Merge two or more lists with given order of merging

Question

On start I have 2 lists and 1 list that says in what order I should merge those two lists. For example I have first list equal to [a, b, c] and second list equal to [d, e] and 'merging' list equal to [0, 1, 0, 0, 1].

That means: to make merged list first I need to take element from first list, then second, then first, then first, then second... And I end up with [a, d, b, c, e]. To solve this I just used for loop and two "pointers", but I was wondering if I can do this task more pythonic... I tried to find some functions that could help me, but no real result.

Answer 1

You could create iterators from those lists, loop through the ordering list, and call next on one of the iterators:

i1 = iter(['a', 'b', 'c'])
i2 = iter(['d', 'e'])
# Select the iterator to advance: `i2` if `x` == 1, `i1` otherwise
print([next(i2 if x else i1) for x in [0, 1, 0, 0, 1]]) # ['a', 'd', 'b', 'c', 'e']
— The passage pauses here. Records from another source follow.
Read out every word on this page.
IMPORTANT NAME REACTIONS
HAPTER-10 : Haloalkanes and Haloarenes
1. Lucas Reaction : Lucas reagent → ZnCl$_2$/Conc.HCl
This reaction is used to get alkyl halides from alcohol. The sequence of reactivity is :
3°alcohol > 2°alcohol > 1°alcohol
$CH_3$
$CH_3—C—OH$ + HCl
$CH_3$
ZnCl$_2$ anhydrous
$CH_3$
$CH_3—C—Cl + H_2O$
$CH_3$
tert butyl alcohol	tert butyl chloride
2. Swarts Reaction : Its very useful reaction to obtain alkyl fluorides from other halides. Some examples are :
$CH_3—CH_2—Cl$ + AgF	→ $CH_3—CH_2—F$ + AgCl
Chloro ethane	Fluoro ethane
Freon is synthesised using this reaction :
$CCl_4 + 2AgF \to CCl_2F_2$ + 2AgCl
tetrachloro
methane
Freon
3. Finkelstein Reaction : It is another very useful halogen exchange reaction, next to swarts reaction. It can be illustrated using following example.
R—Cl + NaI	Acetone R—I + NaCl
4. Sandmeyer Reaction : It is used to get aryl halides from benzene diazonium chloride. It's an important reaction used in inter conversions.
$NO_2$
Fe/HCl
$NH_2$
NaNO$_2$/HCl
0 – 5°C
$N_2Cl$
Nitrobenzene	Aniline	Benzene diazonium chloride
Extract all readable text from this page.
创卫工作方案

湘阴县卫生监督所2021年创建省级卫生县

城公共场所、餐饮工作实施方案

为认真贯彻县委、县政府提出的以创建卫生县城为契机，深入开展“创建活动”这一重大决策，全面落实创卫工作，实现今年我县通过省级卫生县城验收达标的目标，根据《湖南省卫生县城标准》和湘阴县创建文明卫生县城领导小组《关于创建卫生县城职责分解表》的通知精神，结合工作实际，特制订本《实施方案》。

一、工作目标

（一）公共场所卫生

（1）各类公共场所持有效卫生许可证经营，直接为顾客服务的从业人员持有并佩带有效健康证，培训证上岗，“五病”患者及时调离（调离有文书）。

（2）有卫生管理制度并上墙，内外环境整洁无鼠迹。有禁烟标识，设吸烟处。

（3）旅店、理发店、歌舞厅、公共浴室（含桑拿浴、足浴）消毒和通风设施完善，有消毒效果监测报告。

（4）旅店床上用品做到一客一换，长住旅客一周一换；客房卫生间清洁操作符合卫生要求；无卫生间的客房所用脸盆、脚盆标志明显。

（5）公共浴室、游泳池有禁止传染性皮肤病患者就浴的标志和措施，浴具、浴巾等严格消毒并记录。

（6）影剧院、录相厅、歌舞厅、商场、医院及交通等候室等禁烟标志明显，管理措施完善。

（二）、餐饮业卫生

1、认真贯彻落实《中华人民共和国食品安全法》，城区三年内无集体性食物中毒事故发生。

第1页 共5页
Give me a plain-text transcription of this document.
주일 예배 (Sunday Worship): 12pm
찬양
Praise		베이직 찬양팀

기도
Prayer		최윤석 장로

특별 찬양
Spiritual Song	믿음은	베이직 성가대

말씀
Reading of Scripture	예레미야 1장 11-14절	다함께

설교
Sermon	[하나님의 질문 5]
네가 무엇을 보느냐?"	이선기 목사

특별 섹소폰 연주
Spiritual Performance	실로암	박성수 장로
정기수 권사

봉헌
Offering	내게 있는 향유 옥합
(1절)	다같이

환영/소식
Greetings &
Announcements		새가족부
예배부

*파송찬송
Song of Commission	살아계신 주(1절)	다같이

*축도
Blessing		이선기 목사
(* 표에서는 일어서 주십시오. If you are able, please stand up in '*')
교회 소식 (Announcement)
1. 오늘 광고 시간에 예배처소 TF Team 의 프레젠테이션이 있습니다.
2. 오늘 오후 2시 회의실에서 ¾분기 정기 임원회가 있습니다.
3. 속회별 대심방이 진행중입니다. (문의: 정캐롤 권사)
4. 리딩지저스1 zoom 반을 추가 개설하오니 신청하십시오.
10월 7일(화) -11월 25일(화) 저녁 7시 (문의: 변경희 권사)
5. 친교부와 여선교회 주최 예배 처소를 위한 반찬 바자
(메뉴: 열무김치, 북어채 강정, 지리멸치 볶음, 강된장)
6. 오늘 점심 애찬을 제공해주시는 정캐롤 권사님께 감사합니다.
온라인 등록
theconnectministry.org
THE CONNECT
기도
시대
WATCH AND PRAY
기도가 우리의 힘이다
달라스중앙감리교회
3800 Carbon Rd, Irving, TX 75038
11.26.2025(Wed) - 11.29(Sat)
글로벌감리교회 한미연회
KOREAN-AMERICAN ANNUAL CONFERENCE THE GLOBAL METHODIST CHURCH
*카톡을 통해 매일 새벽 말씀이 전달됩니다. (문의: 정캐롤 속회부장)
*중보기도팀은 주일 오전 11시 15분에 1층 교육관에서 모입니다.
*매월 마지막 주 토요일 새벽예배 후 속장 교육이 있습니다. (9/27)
It's possible to generalize this solution to any number of lists as shown below

def ordered_merge(lists, selector):
    its = [iter(l) for l in lists]
    for i in selector:
        yield next(its[i])

In [4]: list(ordered_merge([[3, 4], [1, 5], [2, 6]], [1, 2, 0, 0, 1, 2]))
Out[4]: [1, 2, 3, 4, 5, 6]

If the ordering list contains strings, floats, or any other objects that can't be used as list indexes, use a dictionary:

def ordered_merge(mapping, selector):
    its = {k: iter(v) for k, v in mapping.items()}
    for i in selector:
        yield next(its[i])

In [6]: mapping = {'A': [3, 4], 'B': [1, 5], 'C': [2, 6]}

In [7]: list(ordered_merge(mapping, ['B', 'C', 'A', 'A', 'B', 'C']))
Out[7]: [1, 2, 3, 4, 5, 6]

Of course, you can use integers as dictionary keys as well.

---

Alternatively, you could remove elements from the left side of each of the original lists one by one and add them to the resulting list. Quick example:

In [8]: A = ['a', 'b', 'c']
   ...: B = ['d', 'e']
   ...: selector = [0, 1, 0, 0, 1]
   ...: 

In [9]: [B.pop(0) if x else A.pop(0) for x in selector]
Out[9]: ['a', 'd', 'b', 'c', 'e']

I would expect the first approach to be more efficient (list.pop(0) is slow).

Answer 2

How about this,

list1 = ['a', 'b', 'c']
list2 = ['d', 'e']
options = [0,1,0,0,1] 

list1_iterator = iter(list1)
list2_iterator = iter(list2)

new_list = [next(list2_iterator) if option else next(list1_iterator) for option in options]

print(new_list)
# Output
['a', 'd', 'b', 'c', 'e']